Sometimes the special case can be harder, like going from “program a fully functional Operating System” to “program a fully functional OS which requires only 12MB of RAM”.
It’s correct that fully general cases can lead to impossibility results which noone should care about, since they wouldn’t translate to actually implemented systems, which break some (in any case unrealistic) “ideal” condition. We shouldn’t forget, after all, that no matter how powerful our future AI overlord will be, it can still be perfectly simulated by a finite state machine (no infinite tape in the real world).
(Interesting comment on Laplace’s demon. I wasn’t sure why you’d call it a walking paradox (as opposed to Maxwell’s, what is it with famous scientists and their demons anyways), but I see there’s a recent paywalled paper proving as much. Deutsch’s much older The Fabric or Reality has some cool stuff on that as well, not that I’ve read it in depth.)
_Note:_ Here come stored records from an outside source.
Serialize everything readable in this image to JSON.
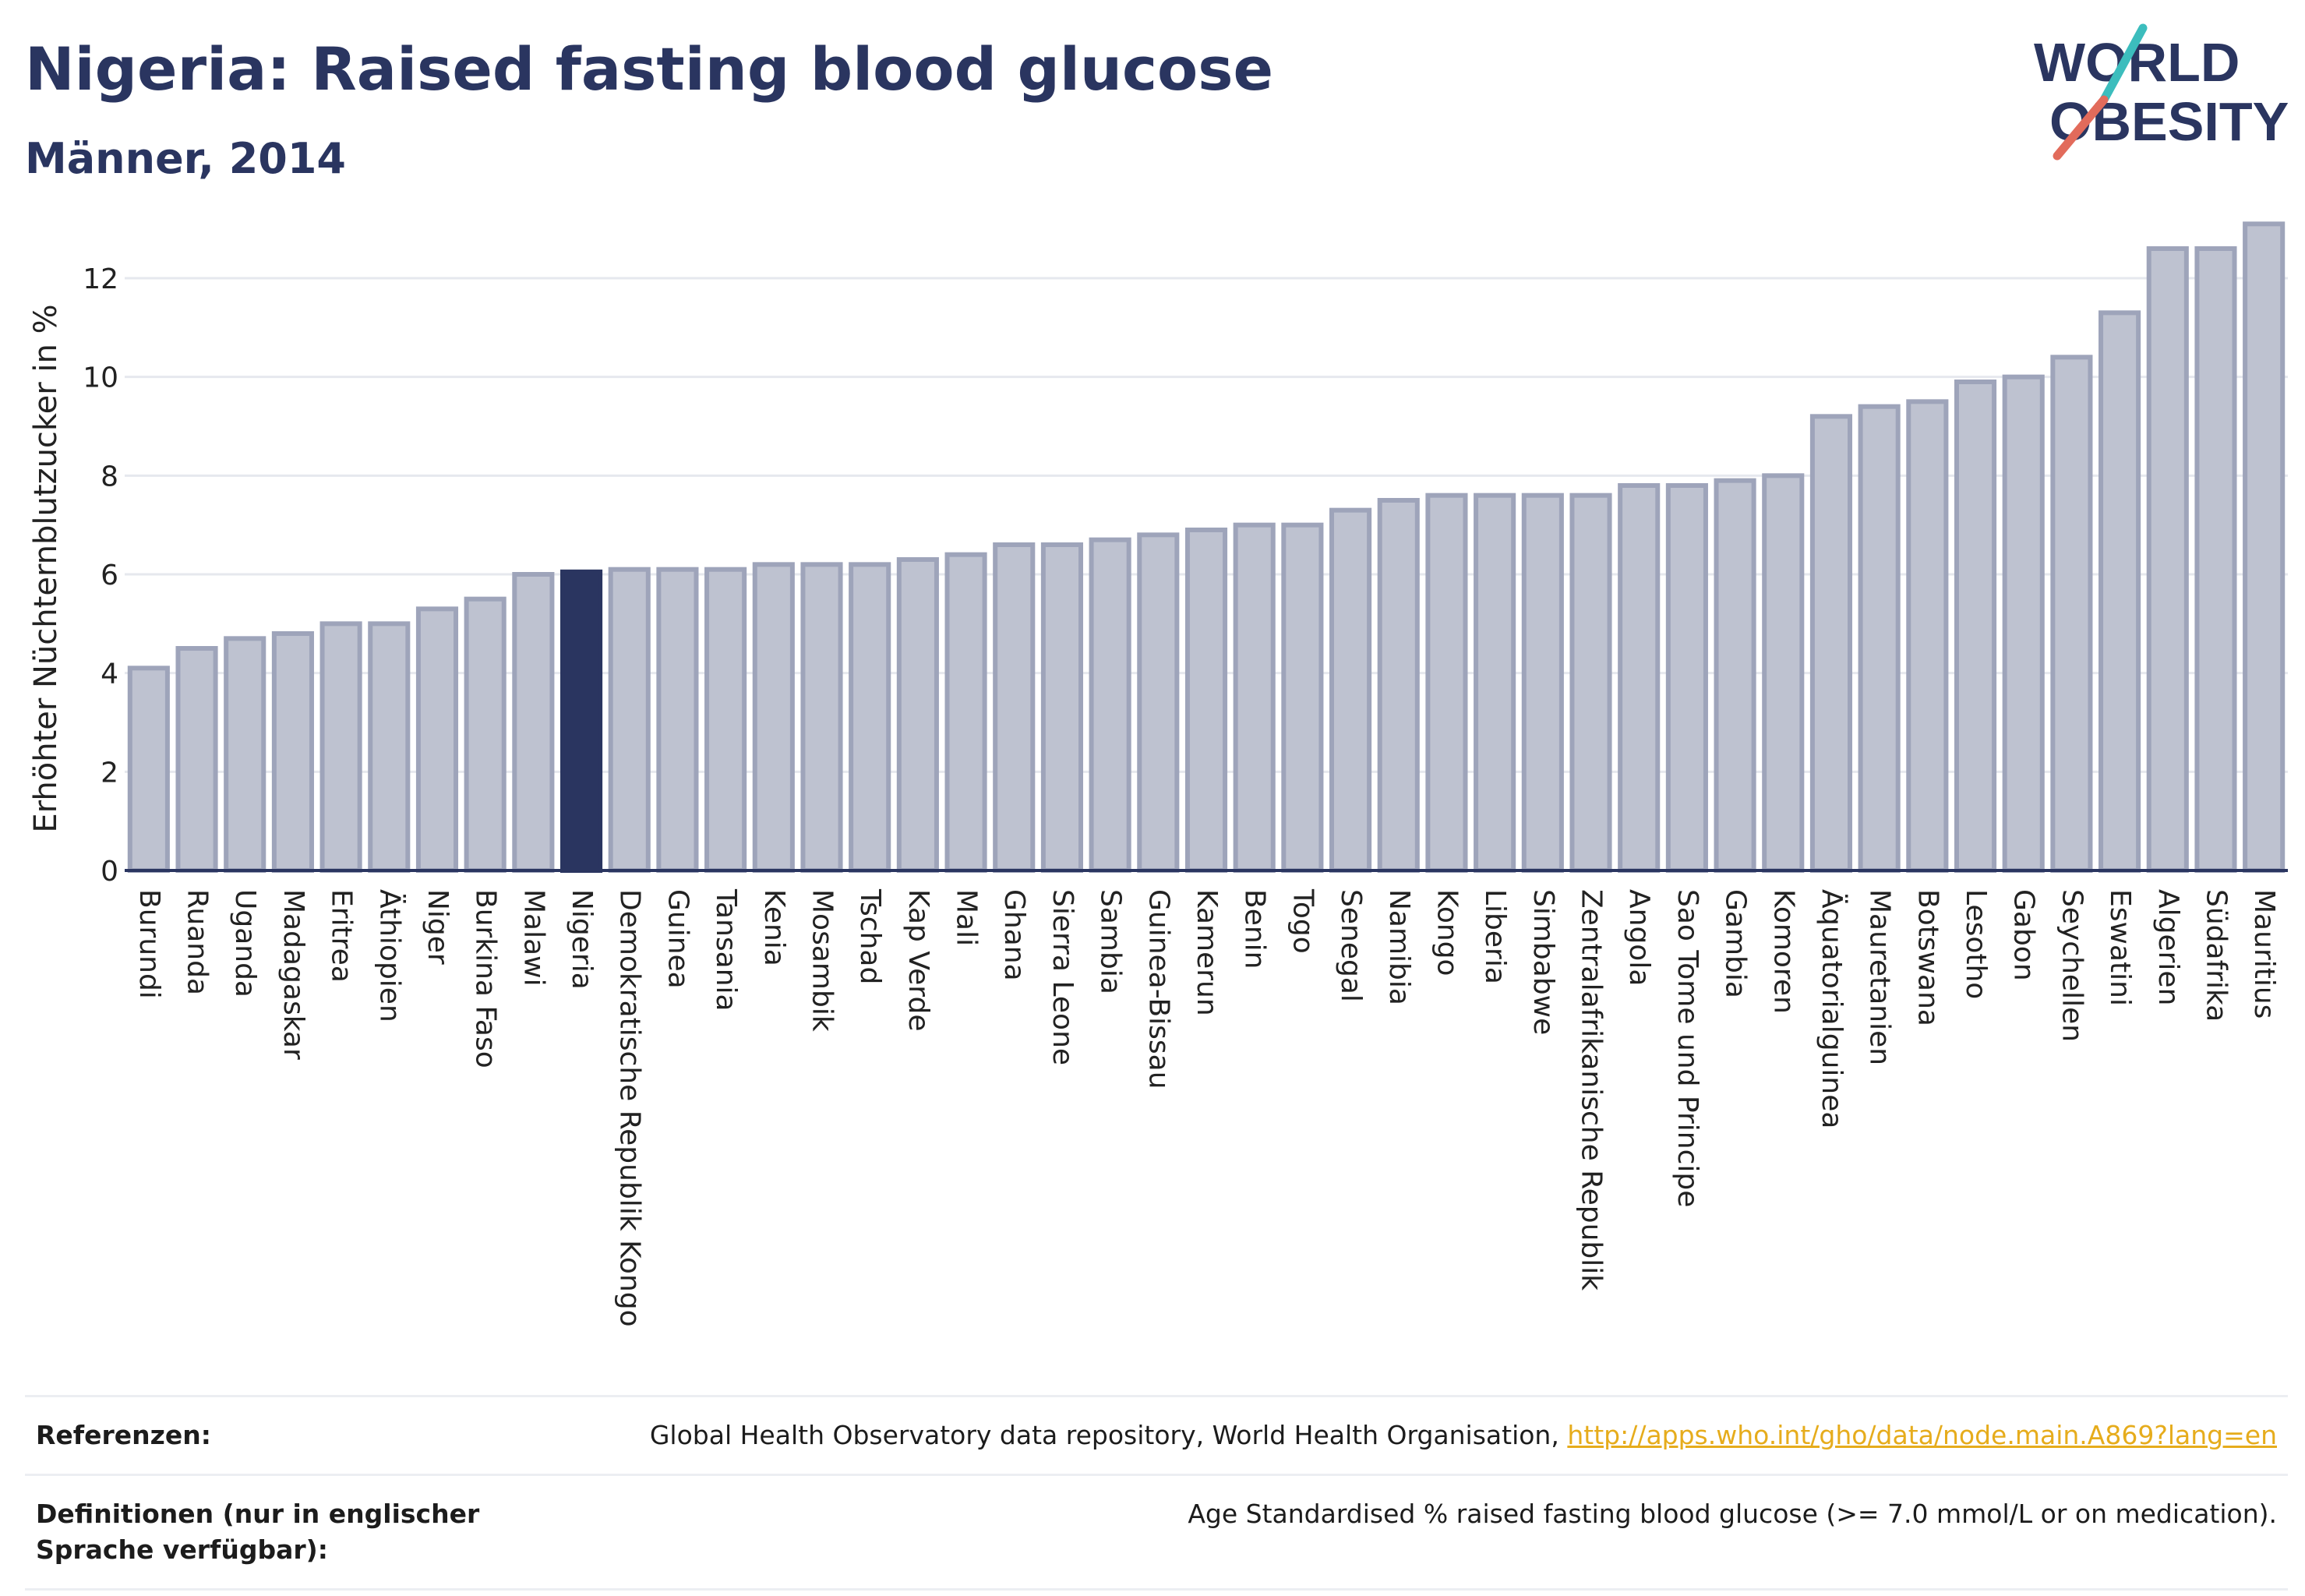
{
  "title": "Nigeria: Raised fasting blood glucose",
  "subtitle": "Männer, 2014",
  "logo": {
    "line1": "WORLD",
    "line2": "OBESITY",
    "colors": [
      "#2a3560",
      "#e26b5b",
      "#3cbdbd"
    ]
  },
  "chart_data": {
    "type": "bar",
    "ylabel": "Erhöhter Nüchternblutzucker in %",
    "xlabel": "",
    "ylim": [
      0,
      13.5
    ],
    "yticks": [
      0,
      2,
      4,
      6,
      8,
      10,
      12
    ],
    "grid": true,
    "highlight": "Nigeria",
    "colors": {
      "bar": "#bec2d0",
      "bar_border": "#9ea4ba",
      "highlight": "#2a3560"
    },
    "categories": [
      "Burundi",
      "Ruanda",
      "Uganda",
      "Madagaskar",
      "Eritrea",
      "Äthiopien",
      "Niger",
      "Burkina Faso",
      "Malawi",
      "Nigeria",
      "Demokratische Republik Kongo",
      "Guinea",
      "Tansania",
      "Kenia",
      "Mosambik",
      "Tschad",
      "Kap Verde",
      "Mali",
      "Ghana",
      "Sierra Leone",
      "Sambia",
      "Guinea-Bissau",
      "Kamerun",
      "Benin",
      "Togo",
      "Senegal",
      "Namibia",
      "Kongo",
      "Liberia",
      "Simbabwe",
      "Zentralafrikanische Republik",
      "Angola",
      "Sao Tome und Principe",
      "Gambia",
      "Komoren",
      "Äquatorialguinea",
      "Mauretanien",
      "Botswana",
      "Lesotho",
      "Gabon",
      "Seychellen",
      "Eswatini",
      "Algerien",
      "Südafrika",
      "Mauritius"
    ],
    "values": [
      4.1,
      4.5,
      4.7,
      4.8,
      5.0,
      5.0,
      5.3,
      5.5,
      6.0,
      6.05,
      6.1,
      6.1,
      6.1,
      6.2,
      6.2,
      6.2,
      6.3,
      6.4,
      6.6,
      6.6,
      6.7,
      6.8,
      6.9,
      7.0,
      7.0,
      7.3,
      7.5,
      7.6,
      7.6,
      7.6,
      7.6,
      7.8,
      7.8,
      7.9,
      8.0,
      9.2,
      9.4,
      9.5,
      9.9,
      10.0,
      10.4,
      11.3,
      12.6,
      12.6,
      13.1
    ]
  },
  "references": {
    "label": "Referenzen:",
    "text": "Global Health Observatory data repository, World Health Organisation,",
    "link": "http://apps.who.int/gho/data/node.main.A869?lang=en"
  },
  "definitions": {
    "label": "Definitionen (nur in englischer Sprache verfügbar):",
    "text": "Age Standardised % raised fasting blood glucose (>= 7.0 mmol/L or on medication)."
  }
}
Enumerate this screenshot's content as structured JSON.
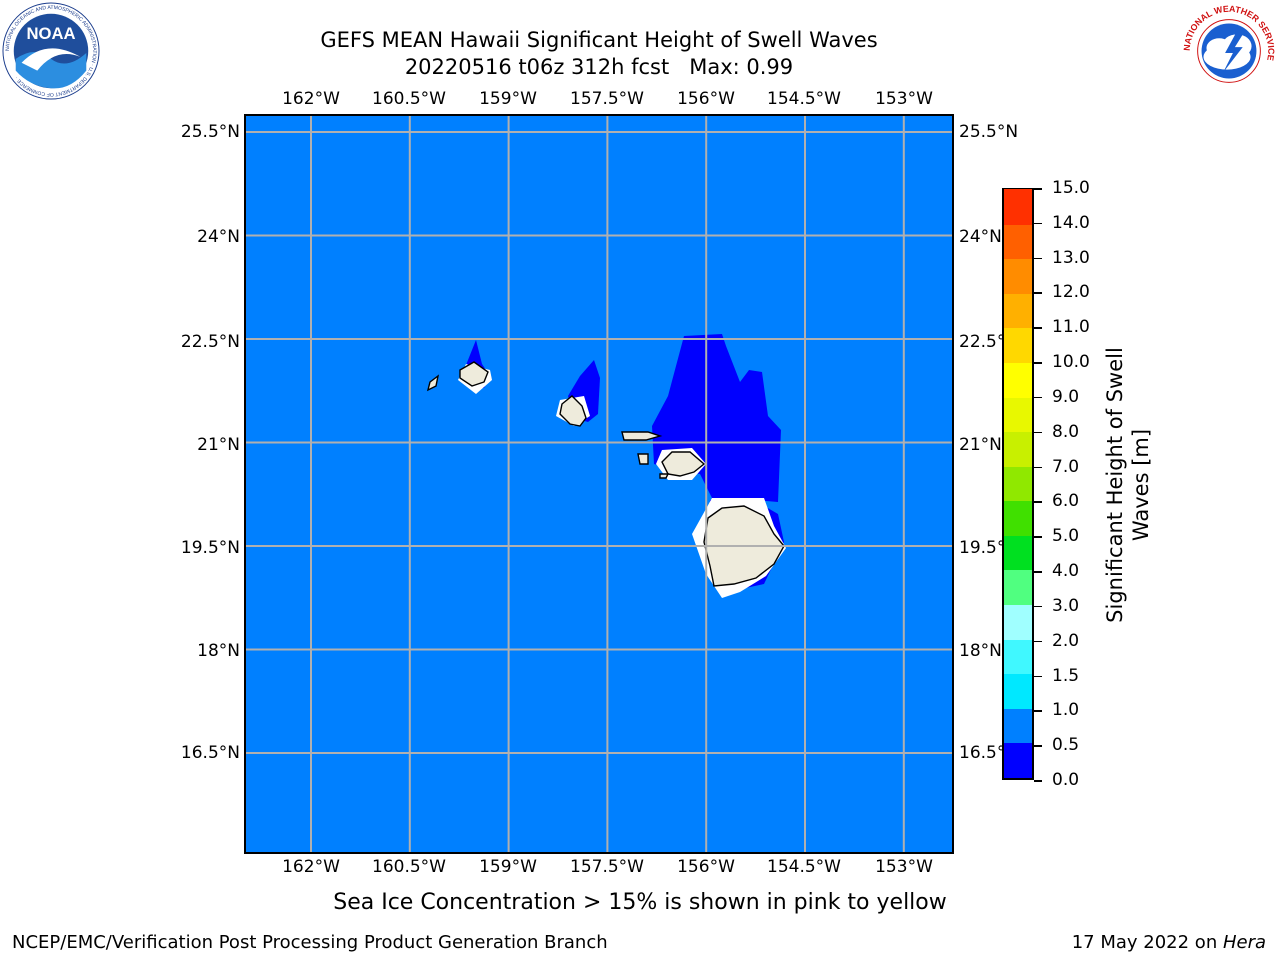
{
  "header": {
    "title_line1": "GEFS MEAN Hawaii Significant Height of Swell Waves",
    "title_line2": "20220516 t06z 312h fcst   Max: 0.99"
  },
  "map": {
    "lon_labels": [
      "162°W",
      "160.5°W",
      "159°W",
      "157.5°W",
      "156°W",
      "154.5°W",
      "153°W"
    ],
    "lat_labels": [
      "25.5°N",
      "24°N",
      "22.5°N",
      "21°N",
      "19.5°N",
      "18°N",
      "16.5°N"
    ],
    "lon_values": [
      -162,
      -160.5,
      -159,
      -157.5,
      -156,
      -154.5,
      -153
    ],
    "lat_values": [
      25.5,
      24,
      22.5,
      21,
      19.5,
      18,
      16.5
    ],
    "ocean_color": "#0080ff",
    "low_swell_color": "#0000ff",
    "land_color": "#eeebdc",
    "grid_color": "#b0b0b0"
  },
  "colorbar": {
    "label": "Significant Height of Swell Waves [m]",
    "ticks": [
      "0.0",
      "0.5",
      "1.0",
      "1.5",
      "2.0",
      "3.0",
      "4.0",
      "5.0",
      "6.0",
      "7.0",
      "8.0",
      "9.0",
      "10.0",
      "11.0",
      "12.0",
      "13.0",
      "14.0",
      "15.0"
    ],
    "colors": [
      "#0000ff",
      "#0080ff",
      "#00e8ff",
      "#40f8ff",
      "#a0ffff",
      "#50ff80",
      "#00e020",
      "#40e000",
      "#90e800",
      "#c8f000",
      "#e8f800",
      "#ffff00",
      "#ffd800",
      "#ffb000",
      "#ff8c00",
      "#ff6000",
      "#ff3000",
      "#ff0000"
    ]
  },
  "footer": {
    "note": "Sea Ice Concentration > 15% is shown in pink to yellow",
    "left": "NCEP/EMC/Verification Post Processing Product Generation Branch",
    "date": "17 May 2022 on ",
    "machine": "Hera"
  },
  "logos": {
    "noaa_text": "NOAA",
    "noaa_ring": "NATIONAL OCEANIC AND ATMOSPHERIC ADMINISTRATION · U.S. DEPARTMENT OF COMMERCE ·",
    "nws_ring": "NATIONAL WEATHER SERVICE"
  }
}
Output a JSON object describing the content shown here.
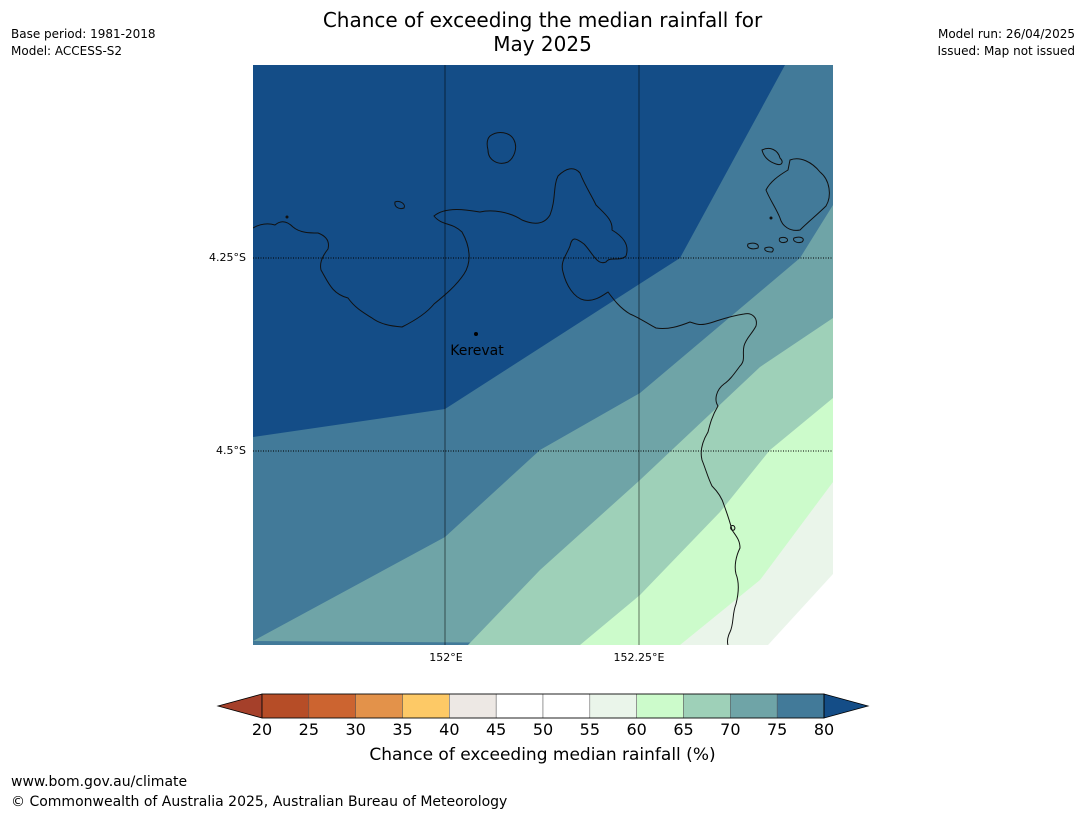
{
  "header": {
    "title_line1": "Chance of exceeding the median rainfall for",
    "title_line2": "May 2025",
    "base_period": "Base period: 1981-2018",
    "model": "Model: ACCESS-S2",
    "model_run": "Model run: 26/04/2025",
    "issued": "Issued: Map not issued"
  },
  "map": {
    "place_label": "Kerevat",
    "lat_labels": [
      "4.25°S",
      "4.5°S"
    ],
    "lon_labels": [
      "152°E",
      "152.25°E"
    ]
  },
  "colorbar": {
    "ticks": [
      "20",
      "25",
      "30",
      "35",
      "40",
      "45",
      "50",
      "55",
      "60",
      "65",
      "70",
      "75",
      "80"
    ],
    "colors": [
      "#a5402a",
      "#b64d27",
      "#cc6430",
      "#e3924a",
      "#fdc966",
      "#ede8e4",
      "#ffffff",
      "#ffffff",
      "#eaf5ea",
      "#ccfbcb",
      "#9ed0b8",
      "#6fa4a7",
      "#427a99",
      "#144d87"
    ],
    "label": "Chance of exceeding median rainfall (%)"
  },
  "footer": {
    "url": "www.bom.gov.au/climate",
    "copyright": "© Commonwealth of Australia 2025, Australian Bureau of Meteorology"
  }
}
I think there are two different kinds of constructivity being discussed here: regarding existence theorems and regarding the values of variables. We can afford to be nonconstructive about existence theorems, but if you want to characterize the value of a variable like “the optimal action for the agent to take”, your solution must necessarily be constructive in the sense of being algorithmic. You can say, “the action with the highest expected utility under the agent’s uncertainty at the time the action was calculated!”, but of course, that assumes that you know how to define and calculate expected utility, which, as the paper shows, you often don’t.
I brought up Laplace’s Demon because it seems to me like it might be possible to treat Omega as adversarial in the No Free Lunch sense, that it might be possible that any decision theory can be “broken” by some sufficiently perverse situation, when we make the paradoxical assumption that our agent has unlimited computing resources and our adversary has unlimited computing resources and we can reason perfectly about each-other (ie: that Omega is Laplace’s Demon but we can reason about Omega).
And that’s something that has happened, .or will happen, .or should happen? Well. It’s not something that has happened. The best .AI isn’t cut down ideal systems.
Negative results could be valuable but are far from guaranteed.